Three weeks ago, the Game Developers Conference 2012 Main Conference call for submissions came to a close. By midnight, September 6, a grand total of 722 session proposals were in the system.
During the following two weeks, multiple members of the main GDC advisory board, including almost 20 notables like Clint Hocking (Far Cry 2), Soren Johnson (Civilization IV), Mark Cerny (Marble Madness), and a host of other discipline-specific experts reviewed, commented on and rated each of these submissions.

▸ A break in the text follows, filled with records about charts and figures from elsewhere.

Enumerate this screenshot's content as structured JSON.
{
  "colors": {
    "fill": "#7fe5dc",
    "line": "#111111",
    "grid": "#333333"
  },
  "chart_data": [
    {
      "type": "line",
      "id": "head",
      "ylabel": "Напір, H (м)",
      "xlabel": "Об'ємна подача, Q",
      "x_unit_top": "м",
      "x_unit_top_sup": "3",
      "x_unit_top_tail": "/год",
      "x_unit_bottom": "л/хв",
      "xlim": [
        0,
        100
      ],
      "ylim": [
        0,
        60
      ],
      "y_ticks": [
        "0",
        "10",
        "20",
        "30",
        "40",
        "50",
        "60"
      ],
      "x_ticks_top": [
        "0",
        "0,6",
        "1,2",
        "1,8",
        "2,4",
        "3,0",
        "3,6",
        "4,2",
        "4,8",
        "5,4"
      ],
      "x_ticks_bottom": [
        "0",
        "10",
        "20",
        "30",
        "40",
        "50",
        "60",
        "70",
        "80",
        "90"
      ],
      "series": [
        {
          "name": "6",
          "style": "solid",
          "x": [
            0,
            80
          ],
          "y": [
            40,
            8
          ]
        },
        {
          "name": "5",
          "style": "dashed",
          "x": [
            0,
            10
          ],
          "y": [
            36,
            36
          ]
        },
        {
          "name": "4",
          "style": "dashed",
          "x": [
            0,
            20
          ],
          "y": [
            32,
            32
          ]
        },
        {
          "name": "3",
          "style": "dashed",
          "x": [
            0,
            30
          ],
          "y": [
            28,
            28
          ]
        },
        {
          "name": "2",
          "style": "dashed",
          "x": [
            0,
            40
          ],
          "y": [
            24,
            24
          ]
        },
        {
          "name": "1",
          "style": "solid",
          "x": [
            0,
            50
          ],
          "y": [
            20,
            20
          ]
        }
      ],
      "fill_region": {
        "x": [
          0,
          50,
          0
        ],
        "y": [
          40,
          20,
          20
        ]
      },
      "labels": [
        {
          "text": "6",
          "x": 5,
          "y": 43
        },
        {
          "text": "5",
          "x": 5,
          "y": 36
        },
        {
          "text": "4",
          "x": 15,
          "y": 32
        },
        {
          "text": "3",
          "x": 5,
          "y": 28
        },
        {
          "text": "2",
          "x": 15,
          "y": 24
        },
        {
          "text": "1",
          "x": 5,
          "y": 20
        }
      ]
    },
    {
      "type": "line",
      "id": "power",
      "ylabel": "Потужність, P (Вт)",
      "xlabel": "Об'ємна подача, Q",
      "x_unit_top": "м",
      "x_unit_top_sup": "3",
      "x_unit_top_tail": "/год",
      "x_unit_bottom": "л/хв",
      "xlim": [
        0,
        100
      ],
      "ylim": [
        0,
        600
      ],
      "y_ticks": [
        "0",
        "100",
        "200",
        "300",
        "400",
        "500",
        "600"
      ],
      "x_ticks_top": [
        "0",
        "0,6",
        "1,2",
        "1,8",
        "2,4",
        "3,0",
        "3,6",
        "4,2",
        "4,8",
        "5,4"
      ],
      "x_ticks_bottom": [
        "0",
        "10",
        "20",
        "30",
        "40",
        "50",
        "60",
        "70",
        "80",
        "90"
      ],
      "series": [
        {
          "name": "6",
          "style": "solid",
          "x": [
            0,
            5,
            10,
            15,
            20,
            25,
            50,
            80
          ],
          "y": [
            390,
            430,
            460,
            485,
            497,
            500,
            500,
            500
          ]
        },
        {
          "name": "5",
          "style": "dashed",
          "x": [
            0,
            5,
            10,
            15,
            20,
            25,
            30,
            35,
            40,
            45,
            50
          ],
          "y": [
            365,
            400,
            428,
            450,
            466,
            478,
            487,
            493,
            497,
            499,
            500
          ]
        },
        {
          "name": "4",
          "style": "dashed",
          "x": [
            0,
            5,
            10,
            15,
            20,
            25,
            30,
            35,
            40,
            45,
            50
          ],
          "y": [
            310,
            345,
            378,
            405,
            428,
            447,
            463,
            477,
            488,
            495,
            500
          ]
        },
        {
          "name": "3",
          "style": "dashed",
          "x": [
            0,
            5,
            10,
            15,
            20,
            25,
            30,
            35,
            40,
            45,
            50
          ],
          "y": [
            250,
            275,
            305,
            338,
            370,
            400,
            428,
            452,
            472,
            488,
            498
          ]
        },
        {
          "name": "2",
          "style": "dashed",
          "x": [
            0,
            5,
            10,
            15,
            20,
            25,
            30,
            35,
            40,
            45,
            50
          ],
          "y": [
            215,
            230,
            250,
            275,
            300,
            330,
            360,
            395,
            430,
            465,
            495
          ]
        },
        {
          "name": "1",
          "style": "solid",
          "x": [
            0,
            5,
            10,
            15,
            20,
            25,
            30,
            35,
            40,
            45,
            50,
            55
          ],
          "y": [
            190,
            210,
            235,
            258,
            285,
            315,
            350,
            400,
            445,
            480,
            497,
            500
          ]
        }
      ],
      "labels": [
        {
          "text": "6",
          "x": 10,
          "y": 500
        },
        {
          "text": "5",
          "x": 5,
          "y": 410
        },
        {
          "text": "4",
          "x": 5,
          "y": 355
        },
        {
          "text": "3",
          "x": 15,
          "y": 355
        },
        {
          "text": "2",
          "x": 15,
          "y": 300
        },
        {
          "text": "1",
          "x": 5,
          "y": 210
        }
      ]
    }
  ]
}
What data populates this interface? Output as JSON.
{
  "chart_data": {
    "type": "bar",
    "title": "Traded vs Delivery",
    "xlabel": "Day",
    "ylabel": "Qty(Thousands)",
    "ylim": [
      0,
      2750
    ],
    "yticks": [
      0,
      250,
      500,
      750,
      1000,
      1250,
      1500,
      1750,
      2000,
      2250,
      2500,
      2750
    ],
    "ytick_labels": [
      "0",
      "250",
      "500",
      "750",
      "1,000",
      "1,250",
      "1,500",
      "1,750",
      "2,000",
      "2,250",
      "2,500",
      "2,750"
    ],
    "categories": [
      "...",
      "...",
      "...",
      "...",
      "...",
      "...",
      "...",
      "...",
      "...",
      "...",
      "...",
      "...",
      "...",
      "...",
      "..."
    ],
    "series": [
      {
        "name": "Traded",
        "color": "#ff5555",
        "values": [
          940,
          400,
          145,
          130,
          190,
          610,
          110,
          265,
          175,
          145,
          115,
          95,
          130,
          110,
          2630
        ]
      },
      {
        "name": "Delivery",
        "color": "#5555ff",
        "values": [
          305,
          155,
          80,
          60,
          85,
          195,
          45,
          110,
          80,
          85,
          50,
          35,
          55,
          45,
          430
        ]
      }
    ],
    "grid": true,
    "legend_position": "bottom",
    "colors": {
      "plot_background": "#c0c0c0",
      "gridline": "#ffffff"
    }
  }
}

Along the way, the board members read the abstract, and looked at the attendee evaluation history of each speaker (The GDC keeps all speaker ratings and attendee comments dating back to GDC 2000, and uses them to vet speakers). They also reviewed the supporting material that was uploaded with the submission (slides, videos, PDFs, audio files, all stored thanks to the new GDC submission and rating tool we've created this year). And they followed the URLs provided and used their extensive industry knowledge and online information to evaluate each submission.
Then last week, the 20+ board members all flew into the San Francisco Bay Area and gathered at a hotel for three days to select the submissions that would move forward. During two full day meetings, each track (Audio; Business, Marketing & Management; Game Design; Production; Programming; Visual Arts) met independently to discuss the submissions within their track.
The submissions were sorted by average board member rating in descending order, and discussed one by one starting from top rated. It's here that the track members determined which submissions would move on to what we call 'Phase Two'.